Sala Martinetti
Presence
The “Banal” Deception of Digital Presence: Projecting Life onto Media and Machines, from Turing to Siri
University of Turin
The “Banal” Deception of Digital Presence: Projecting Life onto Media and Machines, from Turing to Siri
The companion chatbot Replika is a commercial app that offers users the experience of entertaining conversation with an artificial avatar powered by software. Although most if not all users know perfectly well that Replika is not a person and is incapable of empathy and emotion, many nonetheless enjoy what they feel as the companionship of the chatbot.
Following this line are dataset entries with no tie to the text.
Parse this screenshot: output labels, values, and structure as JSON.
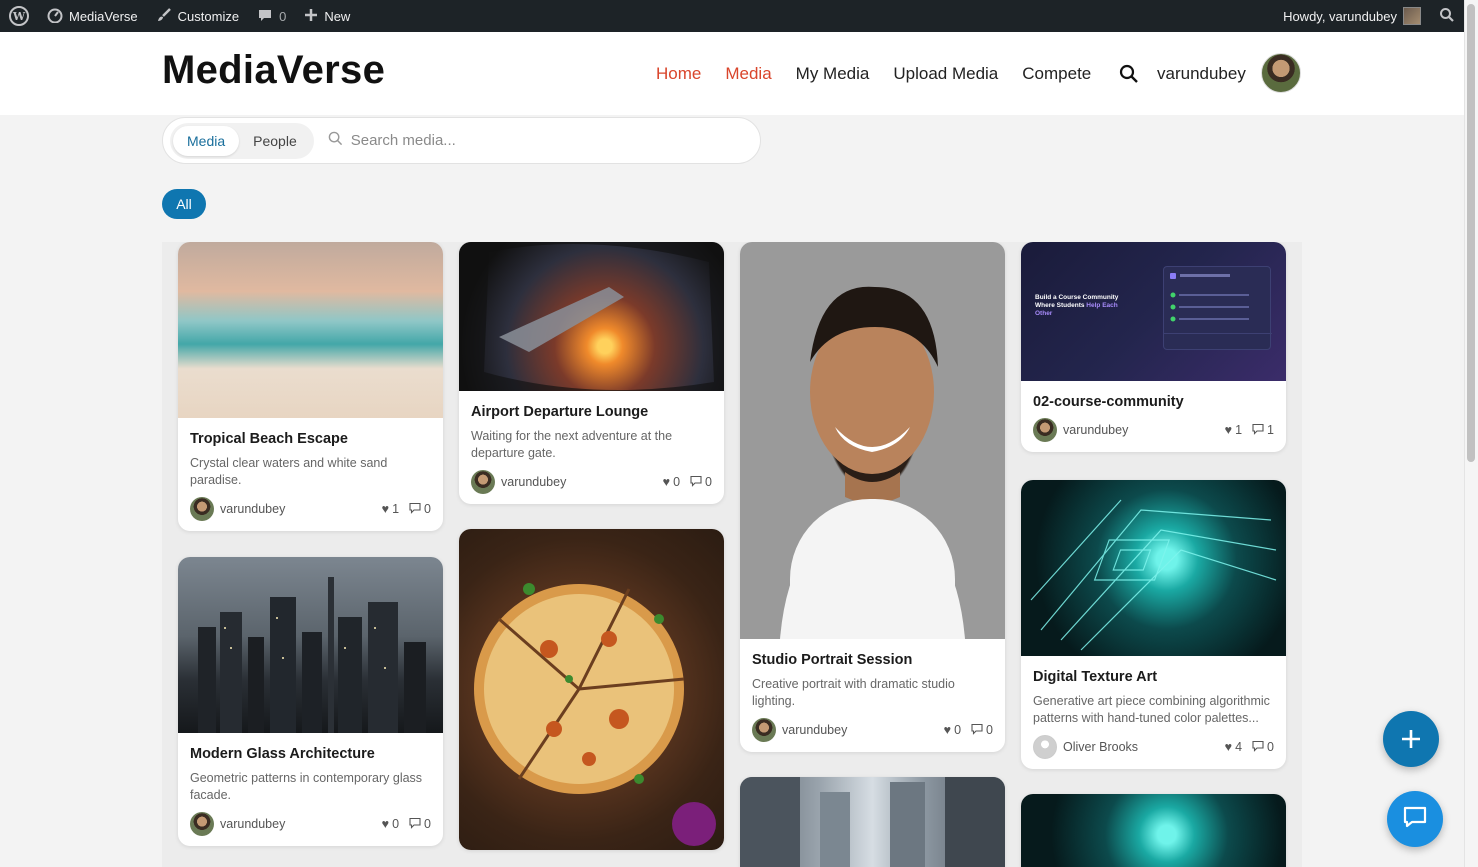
{
  "adminbar": {
    "site_name": "MediaVerse",
    "customize": "Customize",
    "comments_count": "0",
    "new_label": "New",
    "howdy": "Howdy, varundubey"
  },
  "header": {
    "site_title": "MediaVerse",
    "nav": [
      "Home",
      "Media",
      "My Media",
      "Upload Media",
      "Compete"
    ],
    "user_name": "varundubey"
  },
  "search": {
    "tab_media": "Media",
    "tab_people": "People",
    "placeholder": "Search media..."
  },
  "filter": {
    "all": "All"
  },
  "cards": [
    {
      "title": "Tropical Beach Escape",
      "desc": "Crystal clear waters and white sand paradise.",
      "author": "varundubey",
      "likes": "1",
      "comments": "0"
    },
    {
      "title": "Airport Departure Lounge",
      "desc": "Waiting for the next adventure at the departure gate.",
      "author": "varundubey",
      "likes": "0",
      "comments": "0"
    },
    {
      "title": "Studio Portrait Session",
      "desc": "Creative portrait with dramatic studio lighting.",
      "author": "varundubey",
      "likes": "0",
      "comments": "0"
    },
    {
      "title": "02-course-community",
      "desc": "",
      "author": "varundubey",
      "likes": "1",
      "comments": "1"
    },
    {
      "title": "Modern Glass Architecture",
      "desc": "Geometric patterns in contemporary glass facade.",
      "author": "varundubey",
      "likes": "0",
      "comments": "0"
    },
    {
      "title": "Digital Texture Art",
      "desc": "Generative art piece combining algorithmic patterns with hand-tuned color palettes...",
      "author": "Oliver Brooks",
      "likes": "4",
      "comments": "0"
    }
  ],
  "course_image": {
    "line1": "Build a Course Community",
    "line2a": "Where Students ",
    "line2b": "Help Each",
    "line3": "Other"
  },
  "icons": {
    "admin_logo": "wordpress-icon",
    "search": "search-icon",
    "like": "heart-icon",
    "comment": "comment-icon",
    "fab_add": "plus-icon",
    "fab_chat": "chat-icon"
  },
  "colors": {
    "accent": "#0f76b0",
    "nav_active": "#d9452b",
    "chat_fab": "#1a8fe0"
  }
}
Their engagement with Replika evokes an apparent contradiction characterising people’s interaction with Artificial Intelligence (AI) and other digital technologies: how can one be perfectly aware that an effect of presence and liveness is just a simulation, and still be drawn to it? The talk addresses this question by considering elements of the history of AI, from the Turing Test through the first chatbot ELIZA to contemporary voice assistants such as Alexa and Siri. Presenting materials from my latest monograph, Deceitful Media: Artificial Intelligence and Social Life after the Turing Test(Oxford University Press, 2021), I will argue that behind effects of digital presence lie an ordinary, “banal” deception that allows users to feel a sense of closeness and intimacy with people who are not physically present or do not even exist.